Antibiotics exert selective pressure on microbial communities and promote the emergence of ARGs. Sulfonamide antibiotics were dissipated and driven by microbes mainly through the initial ipso-hydroxylation (Chen et al., 2022). To analyze the factors that contribute to the mechanism of resistance of biota to SMZ, it is crucial to understand the mechanism of action of antibiotics.
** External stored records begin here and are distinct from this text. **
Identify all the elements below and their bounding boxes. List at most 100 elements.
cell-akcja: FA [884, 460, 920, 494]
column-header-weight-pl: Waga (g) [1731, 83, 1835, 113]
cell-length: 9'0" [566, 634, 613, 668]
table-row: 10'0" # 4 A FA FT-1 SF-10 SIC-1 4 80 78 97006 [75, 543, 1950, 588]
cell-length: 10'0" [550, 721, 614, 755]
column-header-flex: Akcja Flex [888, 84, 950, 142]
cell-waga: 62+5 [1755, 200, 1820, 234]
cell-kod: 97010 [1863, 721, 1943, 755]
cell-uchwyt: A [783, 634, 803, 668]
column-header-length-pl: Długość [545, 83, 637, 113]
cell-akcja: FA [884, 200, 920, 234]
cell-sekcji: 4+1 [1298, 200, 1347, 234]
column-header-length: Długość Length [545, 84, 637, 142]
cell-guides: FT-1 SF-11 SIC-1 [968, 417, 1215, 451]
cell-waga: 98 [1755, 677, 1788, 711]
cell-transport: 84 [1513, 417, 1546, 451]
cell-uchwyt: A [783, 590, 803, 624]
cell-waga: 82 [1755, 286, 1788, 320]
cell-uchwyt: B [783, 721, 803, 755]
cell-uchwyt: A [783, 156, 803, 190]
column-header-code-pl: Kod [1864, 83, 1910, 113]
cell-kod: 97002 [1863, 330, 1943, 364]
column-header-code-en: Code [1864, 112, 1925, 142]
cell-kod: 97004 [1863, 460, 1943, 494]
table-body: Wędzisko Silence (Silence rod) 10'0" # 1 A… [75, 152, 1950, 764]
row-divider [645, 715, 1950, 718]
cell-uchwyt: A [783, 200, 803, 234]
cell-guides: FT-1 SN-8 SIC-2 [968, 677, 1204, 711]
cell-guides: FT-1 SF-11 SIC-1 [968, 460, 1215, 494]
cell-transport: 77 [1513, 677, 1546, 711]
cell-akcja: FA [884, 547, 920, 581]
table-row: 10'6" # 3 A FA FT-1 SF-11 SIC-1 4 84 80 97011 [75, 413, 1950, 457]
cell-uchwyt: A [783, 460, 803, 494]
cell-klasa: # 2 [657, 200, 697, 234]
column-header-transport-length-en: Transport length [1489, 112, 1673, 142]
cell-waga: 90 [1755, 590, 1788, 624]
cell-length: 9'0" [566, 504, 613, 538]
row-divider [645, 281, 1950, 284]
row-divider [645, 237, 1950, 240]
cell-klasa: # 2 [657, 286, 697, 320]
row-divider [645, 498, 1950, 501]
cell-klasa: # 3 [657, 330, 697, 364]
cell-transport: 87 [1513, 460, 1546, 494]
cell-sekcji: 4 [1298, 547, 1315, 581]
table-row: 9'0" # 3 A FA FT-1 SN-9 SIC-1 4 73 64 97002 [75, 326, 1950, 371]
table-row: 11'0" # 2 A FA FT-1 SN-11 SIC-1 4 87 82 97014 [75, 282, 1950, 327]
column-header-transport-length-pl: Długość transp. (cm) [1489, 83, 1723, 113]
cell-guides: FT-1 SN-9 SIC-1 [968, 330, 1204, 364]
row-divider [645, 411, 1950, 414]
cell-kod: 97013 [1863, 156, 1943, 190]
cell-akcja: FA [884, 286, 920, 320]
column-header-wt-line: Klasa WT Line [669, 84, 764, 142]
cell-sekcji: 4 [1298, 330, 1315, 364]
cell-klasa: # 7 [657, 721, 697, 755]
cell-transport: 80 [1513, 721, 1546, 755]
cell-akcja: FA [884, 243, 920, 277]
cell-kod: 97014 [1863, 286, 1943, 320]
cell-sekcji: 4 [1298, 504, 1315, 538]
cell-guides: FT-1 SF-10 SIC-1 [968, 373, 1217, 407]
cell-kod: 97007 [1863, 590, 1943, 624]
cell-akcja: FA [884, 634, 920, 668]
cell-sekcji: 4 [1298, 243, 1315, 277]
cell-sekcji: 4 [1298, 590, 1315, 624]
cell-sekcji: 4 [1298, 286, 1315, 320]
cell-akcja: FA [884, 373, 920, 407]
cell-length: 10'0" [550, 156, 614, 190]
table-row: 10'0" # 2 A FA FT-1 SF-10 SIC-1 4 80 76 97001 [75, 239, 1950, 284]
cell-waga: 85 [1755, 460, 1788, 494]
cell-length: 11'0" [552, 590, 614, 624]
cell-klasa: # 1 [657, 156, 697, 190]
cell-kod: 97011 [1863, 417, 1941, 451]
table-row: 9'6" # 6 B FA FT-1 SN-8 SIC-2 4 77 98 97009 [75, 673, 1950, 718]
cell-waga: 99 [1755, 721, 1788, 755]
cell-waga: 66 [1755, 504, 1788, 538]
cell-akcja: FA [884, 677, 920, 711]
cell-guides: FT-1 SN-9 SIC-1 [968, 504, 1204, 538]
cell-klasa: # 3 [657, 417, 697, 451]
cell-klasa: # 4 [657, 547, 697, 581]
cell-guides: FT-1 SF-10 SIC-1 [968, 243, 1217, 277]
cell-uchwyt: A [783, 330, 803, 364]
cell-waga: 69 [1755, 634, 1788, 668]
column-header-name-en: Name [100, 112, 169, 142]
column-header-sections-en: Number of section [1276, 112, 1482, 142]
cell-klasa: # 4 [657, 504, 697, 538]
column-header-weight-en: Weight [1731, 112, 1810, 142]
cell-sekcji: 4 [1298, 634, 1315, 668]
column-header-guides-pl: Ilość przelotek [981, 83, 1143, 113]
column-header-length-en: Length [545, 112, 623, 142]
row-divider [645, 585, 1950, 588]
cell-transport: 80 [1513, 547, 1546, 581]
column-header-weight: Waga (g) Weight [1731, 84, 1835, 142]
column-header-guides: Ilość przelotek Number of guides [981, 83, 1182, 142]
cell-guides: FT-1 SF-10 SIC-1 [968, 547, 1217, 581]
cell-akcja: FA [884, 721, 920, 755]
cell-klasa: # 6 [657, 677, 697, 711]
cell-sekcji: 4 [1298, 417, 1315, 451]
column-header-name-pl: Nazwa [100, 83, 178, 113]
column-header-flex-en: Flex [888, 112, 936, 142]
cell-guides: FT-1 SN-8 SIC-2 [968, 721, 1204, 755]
During the SMZ wastewater treatment system, the antibiotic target alteration was persistently prevalent in different SMZ concentrations (Figure 6A), which was considered a primary resistance mechanism for bacterial resistance to SMZ, among which the relative contribution of Candidatus_Promineofilum, unclassified_f__Anaerolineaceae, Hyphomicrobium, unclassified_c__Anaerolineae, and unclassified_p__Chloroflexi to this resistance mechanism gradually increased with the increased SMZ concentration (Figure 6B), indicating that the members of these genera could resist the adverse environment of SMZ pressure through antibiotic target alteration mechanisms (Figure 6C).